Broadoaks Children’s school is a elementary school located on the Whittier College campus that currently teaches preschool through eighth grade. Though, when Barron, Housmann and Ochoa attended the school, it only served children through sixth grade.
“I honestly have no bad memories,” Barron said, referring to her time spent at Broadoaks. Barron studies both Business and Spanish at Whittier. Housmann only attended Broadoaks for the fourth, fifth and six grades, while Ochoa and Barron attended the school for all years that the school offered at the time.
“I remember during the summer we went to Summer Science Academy and dissected different things, sharks to fish to squids.” Ochoa said. A common memory shared by the students is being taught to play lacrosse with the Whittier’s men team, an event described as unique, special and a treat. “When I was little I didn’t really realize what was going on,” Ochoa said. “I was pretty naïve and oblivious that other schools weren’t afforded the same opportunities.”

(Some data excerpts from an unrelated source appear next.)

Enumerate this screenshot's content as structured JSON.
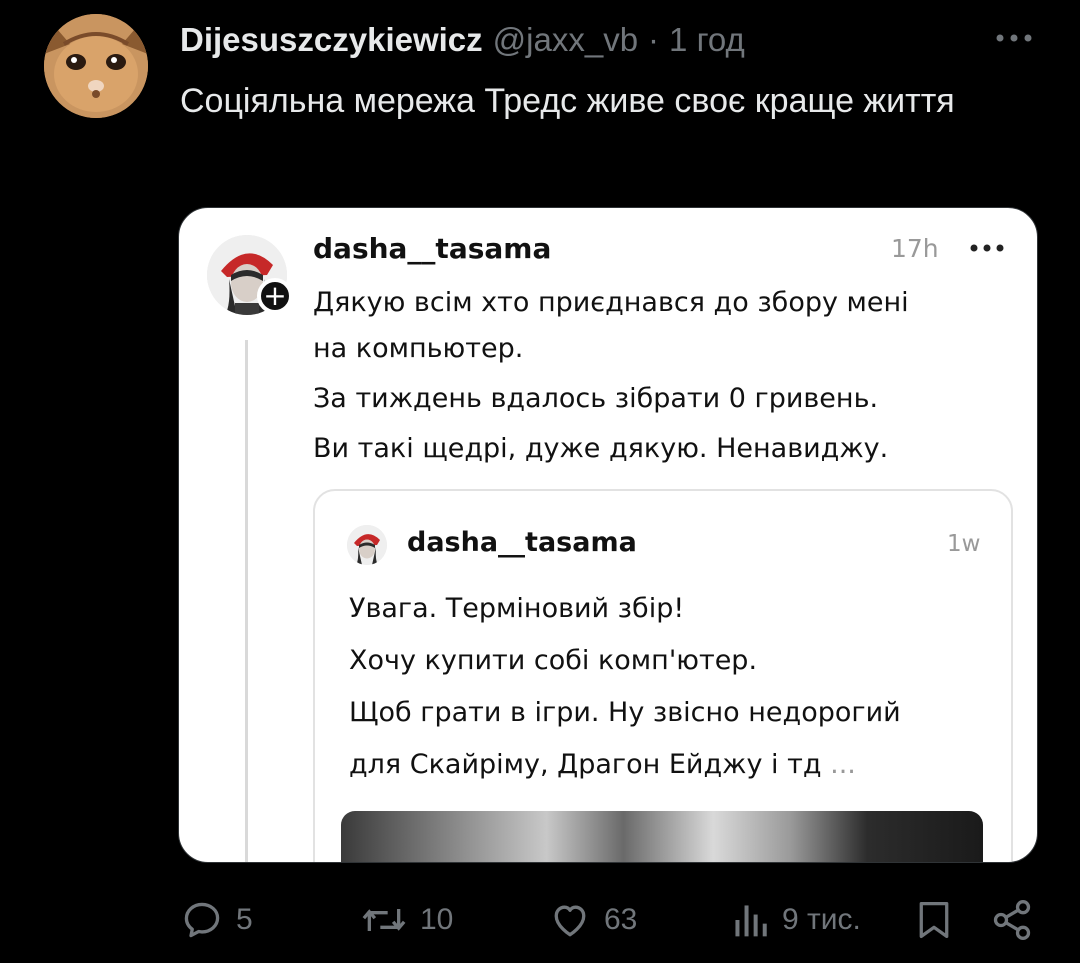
{
  "tweet": {
    "display_name": "Dijesuszczykiewicz",
    "handle": "@jaxx_vb",
    "separator": "·",
    "time": "1 год",
    "text": "Соціяльна мережа Тредс живе своє краще життя"
  },
  "screenshot": {
    "post": {
      "username": "dasha__tasama",
      "time": "17h",
      "text_lines": [
        "Дякую всім хто приєднався до збору мені",
        "на компьютер.",
        "За тиждень вдалось зібрати 0 гривень.",
        "Ви такі щедрі, дуже дякую. Ненавиджу."
      ]
    },
    "quoted": {
      "username": "dasha__tasama",
      "time": "1w",
      "text_lines": [
        "Увага. Терміновий збір!",
        "Хочу купити собі комп'ютер.",
        "Щоб грати в ігри. Ну звісно недорогий"
      ],
      "last_line": "для Скайріму, Драгон Ейджу і тд",
      "truncation": "..."
    }
  },
  "actions": {
    "replies": "5",
    "reposts": "10",
    "likes": "63",
    "views": "9 тис."
  },
  "colors": {
    "background": "#000000",
    "text_primary": "#e7e9ea",
    "text_muted": "#71767b",
    "card_background": "#ffffff"
  },
  "icons": [
    "more-icon",
    "reply-icon",
    "repost-icon",
    "like-icon",
    "views-icon",
    "bookmark-icon",
    "share-icon",
    "plus-icon"
  ]
}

The school serves as a lab school for the college, allowing undergraduates the chance to observe a full functioning school as well as opening their doors to researchers. Ochoa currently works at Broadoaks and is a Biology major. She is also a Teaching Fellow at Broadoaks and does her work study job there as well.
Like today, Broadoaks has work study students and other students work in the classrooms. “I remember we had ‘special teachers’ but I didn’t realize they were college students or work study [students],” Ochoa said.
“I remember having different math teachers in fourth and sixth grade— I think they were student teachers but they were presented to us as regular teachers,” Housmann said.
Each students’ family had varying reasons for sending their children to Broadoaks. “My family was familiar with Whittier because my dad studied at Whittier while he went to Cal Poly, it was closer,” Housmann, said. He currently studies English at Whittier.
His family enrolled him at Broadoaks as a fourth grader after moving back to California after living in Arizona. While in Arizona, he also attended a private school that had similar enrollment numbers and teacher-student ratio as Broadoaks.
Hausmann’s late enrollment to the school did not hinder his peer relationships. Both Barron and Ochoa mentioned being in close contact with both the school and other students who had attended Broadoaks. “Most of the kids I keep in contact with don’t go to Whittier College but are in the area,” Housmann said. Barron’s connection to the school lies with her mother, who is a part of the Broadoaks staff. Barron’s niece also attends the school.
The school’s close proximity to the campus makes the North Lawn and Upper Quad ideal landscapes for running, tumbling and other physical activities.
“People see kids screaming around campus but they won’t be aware there’s a school unless they’re in a child development class,” Barron said. “I think it’s important for students to know there is an elementary school across the street.” Some of the elementary school’s classrooms at Broadoaks have used and continue to use Whittier’s lawns for educational purposes. “I think it’s great that they use the campus,” Housmann said.
Having attended Broadoaks is not the only factor for these three in choosing to attend Whittier. “I knew that ‘liberal education’ were the right words for me,” Housmann, said, explaining how he chose to go to Whittier.
Each year, more children attend Broadoaks, and every year they are integrated into a campus that they might one day attend.